Jorgensen swam, biked and ran across the Alberta city in 2 hours, 5 seconds, shaking her head after crossing the finish line 16 seconds ahead of New Zealand’s Andrea Hewitt.
“I was thinking I made that really difficult for myself,” at the end, Jorgensen said. “In the middle of the race, I thought there was no way I was going to win it.”
Jorgensen did win her fifth straight World Triathlon Series event, a feat never done by a man or woman in the series’ short history. She only needed to end up 16th to clinch the overall World Championship, which accumulates points from results over the course of the season.
She finished the season with the highest point total in World Triathlon Series history with 5,085, becoming the first man or woman to break the 5,000-point barrier. The margin between Jorgensen and second-place Sarah Groff, also American, was 1,098 points.
The previous record margin was 650 points, by Spain’s Javier Gomez in 2010. The margin separating Jorgensen from second place is greater than the margin separating second place from sixth place.
Jorgensen, 28, is also the first U.S. man or woman to win a World Championship since Sheila Taormina in 2004. The best U.S. finish in an Olympic triathlon, since the sport debuted in the program in 2000, is third.
Jorgensen’s path to victory in Edmonton wasn’t out of character. She’s the greatest triathlon runner on the planet and proved it again Saturday.

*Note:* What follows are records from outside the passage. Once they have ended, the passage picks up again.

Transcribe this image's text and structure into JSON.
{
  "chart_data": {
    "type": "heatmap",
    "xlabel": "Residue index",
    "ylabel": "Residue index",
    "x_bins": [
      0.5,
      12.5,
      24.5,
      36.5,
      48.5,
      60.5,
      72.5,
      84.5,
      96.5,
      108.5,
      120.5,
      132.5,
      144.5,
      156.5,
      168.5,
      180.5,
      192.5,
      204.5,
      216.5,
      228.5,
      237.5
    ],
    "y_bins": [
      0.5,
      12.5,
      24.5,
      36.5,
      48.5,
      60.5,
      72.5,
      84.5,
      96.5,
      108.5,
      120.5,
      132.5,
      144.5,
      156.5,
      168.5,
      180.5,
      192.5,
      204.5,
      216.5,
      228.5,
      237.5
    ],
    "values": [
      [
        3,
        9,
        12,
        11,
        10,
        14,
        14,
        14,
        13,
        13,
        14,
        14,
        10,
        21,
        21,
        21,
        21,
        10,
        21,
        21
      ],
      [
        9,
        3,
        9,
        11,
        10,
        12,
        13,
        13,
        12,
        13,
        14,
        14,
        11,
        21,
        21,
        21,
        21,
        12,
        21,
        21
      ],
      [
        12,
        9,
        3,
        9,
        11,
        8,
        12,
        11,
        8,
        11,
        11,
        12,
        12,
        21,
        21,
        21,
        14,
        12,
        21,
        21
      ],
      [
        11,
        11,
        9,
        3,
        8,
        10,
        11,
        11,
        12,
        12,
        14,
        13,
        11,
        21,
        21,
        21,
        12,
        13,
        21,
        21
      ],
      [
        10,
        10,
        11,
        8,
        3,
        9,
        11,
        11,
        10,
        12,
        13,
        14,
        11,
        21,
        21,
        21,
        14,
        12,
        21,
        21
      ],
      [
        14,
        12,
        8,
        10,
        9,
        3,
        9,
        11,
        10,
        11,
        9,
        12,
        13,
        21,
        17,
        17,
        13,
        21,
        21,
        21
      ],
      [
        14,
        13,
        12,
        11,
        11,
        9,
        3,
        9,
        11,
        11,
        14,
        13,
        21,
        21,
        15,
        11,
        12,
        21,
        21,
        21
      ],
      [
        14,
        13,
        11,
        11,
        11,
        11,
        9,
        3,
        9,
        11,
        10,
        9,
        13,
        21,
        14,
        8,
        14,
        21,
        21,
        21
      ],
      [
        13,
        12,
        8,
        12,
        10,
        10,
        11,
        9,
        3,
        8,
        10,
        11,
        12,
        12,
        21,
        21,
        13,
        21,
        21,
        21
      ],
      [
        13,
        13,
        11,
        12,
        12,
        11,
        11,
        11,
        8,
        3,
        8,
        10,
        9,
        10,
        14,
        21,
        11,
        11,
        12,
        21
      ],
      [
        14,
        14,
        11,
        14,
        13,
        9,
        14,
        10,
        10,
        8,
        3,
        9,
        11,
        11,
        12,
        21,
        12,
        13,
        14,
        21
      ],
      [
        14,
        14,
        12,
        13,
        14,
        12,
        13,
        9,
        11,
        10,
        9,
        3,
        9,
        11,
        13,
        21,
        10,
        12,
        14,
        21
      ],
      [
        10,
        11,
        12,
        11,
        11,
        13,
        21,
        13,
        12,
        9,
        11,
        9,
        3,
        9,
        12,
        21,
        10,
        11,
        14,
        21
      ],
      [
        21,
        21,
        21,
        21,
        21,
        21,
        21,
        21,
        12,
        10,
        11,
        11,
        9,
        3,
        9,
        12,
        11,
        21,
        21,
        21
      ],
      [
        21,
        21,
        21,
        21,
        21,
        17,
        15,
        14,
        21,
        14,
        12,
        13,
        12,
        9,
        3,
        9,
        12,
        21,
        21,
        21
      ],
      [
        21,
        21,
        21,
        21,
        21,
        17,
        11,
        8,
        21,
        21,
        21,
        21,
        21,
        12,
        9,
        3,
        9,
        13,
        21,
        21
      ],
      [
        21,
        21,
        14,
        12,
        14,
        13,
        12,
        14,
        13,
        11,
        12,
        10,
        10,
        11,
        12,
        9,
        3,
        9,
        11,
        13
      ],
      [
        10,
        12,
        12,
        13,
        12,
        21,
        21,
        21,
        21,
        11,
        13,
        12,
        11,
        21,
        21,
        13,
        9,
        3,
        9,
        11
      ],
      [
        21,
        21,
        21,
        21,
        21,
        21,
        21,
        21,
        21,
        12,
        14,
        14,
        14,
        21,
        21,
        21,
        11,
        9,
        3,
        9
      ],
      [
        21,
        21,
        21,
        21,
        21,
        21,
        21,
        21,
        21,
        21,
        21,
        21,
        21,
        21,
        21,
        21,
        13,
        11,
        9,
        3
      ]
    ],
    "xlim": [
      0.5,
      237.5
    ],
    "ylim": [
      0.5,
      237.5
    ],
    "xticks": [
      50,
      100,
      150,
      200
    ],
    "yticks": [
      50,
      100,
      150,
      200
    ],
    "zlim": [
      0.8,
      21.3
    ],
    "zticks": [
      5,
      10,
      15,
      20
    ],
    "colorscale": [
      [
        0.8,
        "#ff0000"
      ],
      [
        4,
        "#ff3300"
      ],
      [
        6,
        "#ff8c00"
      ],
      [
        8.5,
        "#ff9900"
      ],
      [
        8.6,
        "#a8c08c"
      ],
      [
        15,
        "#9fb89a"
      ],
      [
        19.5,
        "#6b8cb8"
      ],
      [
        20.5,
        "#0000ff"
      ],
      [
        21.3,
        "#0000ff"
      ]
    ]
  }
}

Jorgensen was 15 seconds behind after the 1500m swim and trailed by 69 seconds after the 40km bike.
“I have to go back to the drawing board [in the swim and bike],” Jorgensen said. “I didn’t execute like I do in training.”

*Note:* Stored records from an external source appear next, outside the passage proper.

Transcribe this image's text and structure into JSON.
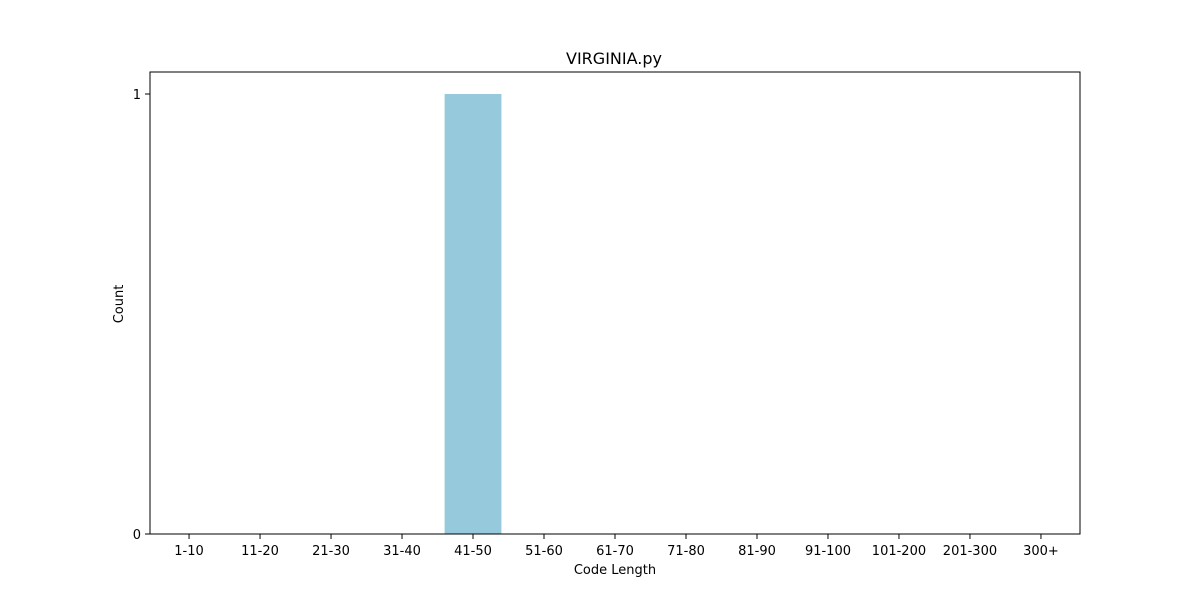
{
  "chart_data": {
    "type": "bar",
    "title": "VIRGINIA.py",
    "xlabel": "Code Length",
    "ylabel": "Count",
    "categories": [
      "1-10",
      "11-20",
      "21-30",
      "31-40",
      "41-50",
      "51-60",
      "61-70",
      "71-80",
      "81-90",
      "91-100",
      "101-200",
      "201-300",
      "300+"
    ],
    "values": [
      0,
      0,
      0,
      0,
      1,
      0,
      0,
      0,
      0,
      0,
      0,
      0,
      0
    ],
    "ylim": [
      0,
      1.05
    ],
    "yticks": [
      0,
      1
    ],
    "bar_color": "#96c9dc",
    "grid": false,
    "legend": "none"
  }
}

But Jorgensen, a former swimmer and track and cross-country runner at Wisconsin, came in averaging running the 10km 67.5 seconds faster than the field in 10km runs this year.
Knowing that, what would she have said if told before the race she needed to pass 19 women and make up 69 seconds on the run?

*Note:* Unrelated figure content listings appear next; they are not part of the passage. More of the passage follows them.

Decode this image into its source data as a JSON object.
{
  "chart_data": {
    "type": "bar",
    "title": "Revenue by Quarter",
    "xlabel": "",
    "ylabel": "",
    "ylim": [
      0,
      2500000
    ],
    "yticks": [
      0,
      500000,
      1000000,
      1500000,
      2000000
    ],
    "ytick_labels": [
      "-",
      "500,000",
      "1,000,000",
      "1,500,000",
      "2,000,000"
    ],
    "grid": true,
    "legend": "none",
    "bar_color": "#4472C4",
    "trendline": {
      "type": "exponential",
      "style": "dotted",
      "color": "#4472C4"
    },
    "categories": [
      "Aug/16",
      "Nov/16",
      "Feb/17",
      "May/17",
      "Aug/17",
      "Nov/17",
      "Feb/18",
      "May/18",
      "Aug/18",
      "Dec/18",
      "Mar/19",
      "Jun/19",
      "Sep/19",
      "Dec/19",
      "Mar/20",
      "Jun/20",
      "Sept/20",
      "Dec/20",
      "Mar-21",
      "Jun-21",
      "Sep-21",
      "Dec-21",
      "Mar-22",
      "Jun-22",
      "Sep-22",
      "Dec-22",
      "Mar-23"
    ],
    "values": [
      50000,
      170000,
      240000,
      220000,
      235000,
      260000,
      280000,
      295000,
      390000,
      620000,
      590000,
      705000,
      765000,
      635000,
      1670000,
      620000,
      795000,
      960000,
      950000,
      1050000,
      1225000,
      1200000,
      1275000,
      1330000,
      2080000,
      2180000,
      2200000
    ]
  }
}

“Please, I don’t want to do it that way,” said Jorgensen, who took up triathlons four years ago after being recruited away from an accounting job at Ernst & Young by USA Triathlon. “That’s definitely not the way I wanted to win. I got off the bike and started [running], and my legs were heavy. They felt awful. I don’t think they’ve felt that bad all year.”
It must have felt worse, then, for the women she left behind.
“I just tried to stay relaxed,” Jorgensen said. “I knew it was going to be difficult.”
Jorgensen needed about 7.5km to catch and pass the two New Zealand leaders on the run. For the entire 10km, she ran 63 seconds faster than the next fastest woman of the 47 finishers.
Jorgensen credited countrywoman Sarah Haskins. Haskins was essentially a domestique for Jorgensen on the latter stage of the 40km bike ride, setting the pace to keep Jorgensen from losing more time to the lead group of 18 women.
“I couldn’t have done it today without Haskins,” Jorgensen said.
Haskins, who has dealt with injury this season, didn’t finish the race Saturday.
“I owe her a lot,” Jorgensen said.
What’s next for Jorgensen? She’ll go home to Minnesota after training the previous eight months based in Australia and Spain. She’s set to get married Oct. 4, and then set out new goals for 2015.
In 2016, she will no doubt be eyeing Rio de Janeiro after her Olympic debut in London was punctured by a flat tire.
“This year’s [goal] was to do well in the series overall,” Jorgensen said. “Goal accomplished.”